The book was thick and dusty, rarely used by students. So far as Ginny knew, the only person who read it regularly was, unsurprisingly, Hermione. And it was Hermione's words that Ginny heard as she flipped through the massive tome.

"…a talented wizard, a fairly powerful one, can sustain animations for up to a few weeks."

Talented. Ginny stopped at the section titled "Headmaster's List: 1992" and started glancing down the subdivisions. The pages detailed the top five students in each category at Hogwarts in the year surveyed.

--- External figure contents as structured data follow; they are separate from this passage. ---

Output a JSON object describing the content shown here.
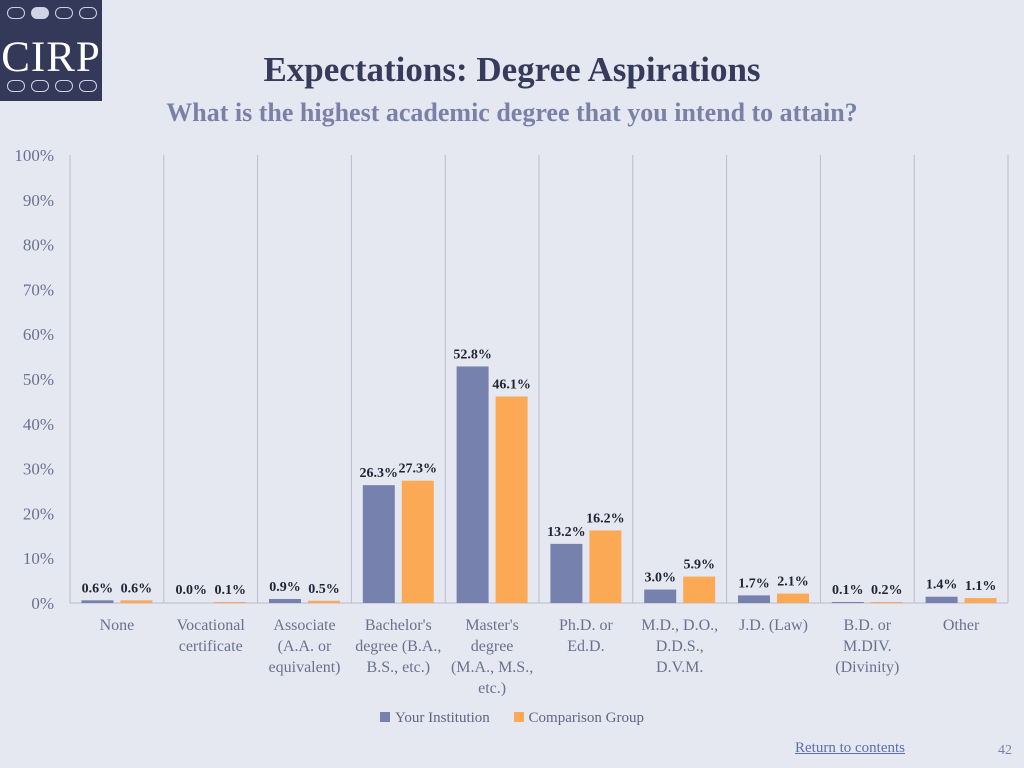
{
  "header": {
    "logo_text": "CIRP",
    "title": "Expectations: Degree Aspirations",
    "subtitle": "What is the highest academic degree that you intend to attain?"
  },
  "colors": {
    "your_institution": "#7681ad",
    "comparison_group": "#fca956",
    "axis_text": "#6a7090",
    "grid": "#b7bbcc"
  },
  "chart_data": {
    "type": "bar",
    "title": "Expectations: Degree Aspirations",
    "subtitle": "What is the highest academic degree that you intend to attain?",
    "categories": [
      "None",
      "Vocational certificate",
      "Associate (A.A. or equivalent)",
      "Bachelor's degree (B.A., B.S., etc.)",
      "Master's degree (M.A., M.S., etc.)",
      "Ph.D. or Ed.D.",
      "M.D., D.O., D.D.S., D.V.M.",
      "J.D. (Law)",
      "B.D. or M.DIV. (Divinity)",
      "Other"
    ],
    "category_lines": [
      [
        "None"
      ],
      [
        "Vocational",
        "certificate"
      ],
      [
        "Associate",
        "(A.A. or",
        "equivalent)"
      ],
      [
        "Bachelor's",
        "degree (B.A.,",
        "B.S., etc.)"
      ],
      [
        "Master's",
        "degree",
        "(M.A., M.S.,",
        "etc.)"
      ],
      [
        "Ph.D. or",
        "Ed.D."
      ],
      [
        "M.D., D.O.,",
        "D.D.S.,",
        "D.V.M."
      ],
      [
        "J.D. (Law)"
      ],
      [
        "B.D. or",
        "M.DIV.",
        "(Divinity)"
      ],
      [
        "Other"
      ]
    ],
    "series": [
      {
        "name": "Your Institution",
        "values": [
          0.6,
          0.0,
          0.9,
          26.3,
          52.8,
          13.2,
          3.0,
          1.7,
          0.1,
          1.4
        ],
        "labels": [
          "0.6%",
          "0.0%",
          "0.9%",
          "26.3%",
          "52.8%",
          "13.2%",
          "3.0%",
          "1.7%",
          "0.1%",
          "1.4%"
        ]
      },
      {
        "name": "Comparison Group",
        "values": [
          0.6,
          0.1,
          0.5,
          27.3,
          46.1,
          16.2,
          5.9,
          2.1,
          0.2,
          1.1
        ],
        "labels": [
          "0.6%",
          "0.1%",
          "0.5%",
          "27.3%",
          "46.1%",
          "16.2%",
          "5.9%",
          "2.1%",
          "0.2%",
          "1.1%"
        ]
      }
    ],
    "ylim": [
      0,
      100
    ],
    "yticks": [
      "0%",
      "10%",
      "20%",
      "30%",
      "40%",
      "50%",
      "60%",
      "70%",
      "80%",
      "90%",
      "100%"
    ],
    "grid": "vertical category separators",
    "legend_position": "bottom"
  },
  "legend": {
    "items": [
      "Your Institution",
      "Comparison Group"
    ]
  },
  "footer": {
    "return_link": "Return to contents",
    "page_number": "42"
  }
}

"Potions," Ginny read aloud. "Hermione Granger, Draco Malfoy-" At this, Ginny rolled her eyes a little. Of course Malfoy would be at the top in Potions, what with that greasy cretin teaching it. "Michael Corner, Padma Patil, Theodore Nott."

Ginny moved through the lists quickly, noting with some pride that Hermione had taken top honors in nearly everything but Divination and Defense Against the Dark Arts, where Harry had edged her out by a nose. But to think Hermione was sending her the cranes was nothing short of ludicrous, and the only other person making consistently high marks was-

"Malfoy?" Ginny said aloud, snorting derisively. "Well, since none of the cranes has exploded or turned into a giant bloody Dark Mark, fat chance on that one." She skimmed her fingers over the lists once more and found Seamus Finnegan tied for fifth place in Charms.

But Hermione had also mentioned dedication, and Ginny didn't know anyone flightier than the flirty Irish sixth-year.

So, it was with a heavy sigh of resignation-and a heart lightened by her persistent mystery-that Ginny replaced the book and went back to her room, for once walking through the corridors alone.

Floors below, eyes intent and hands patient, a persistent but confused young man prepared eight more cranes for the eighth day of the last month in the year.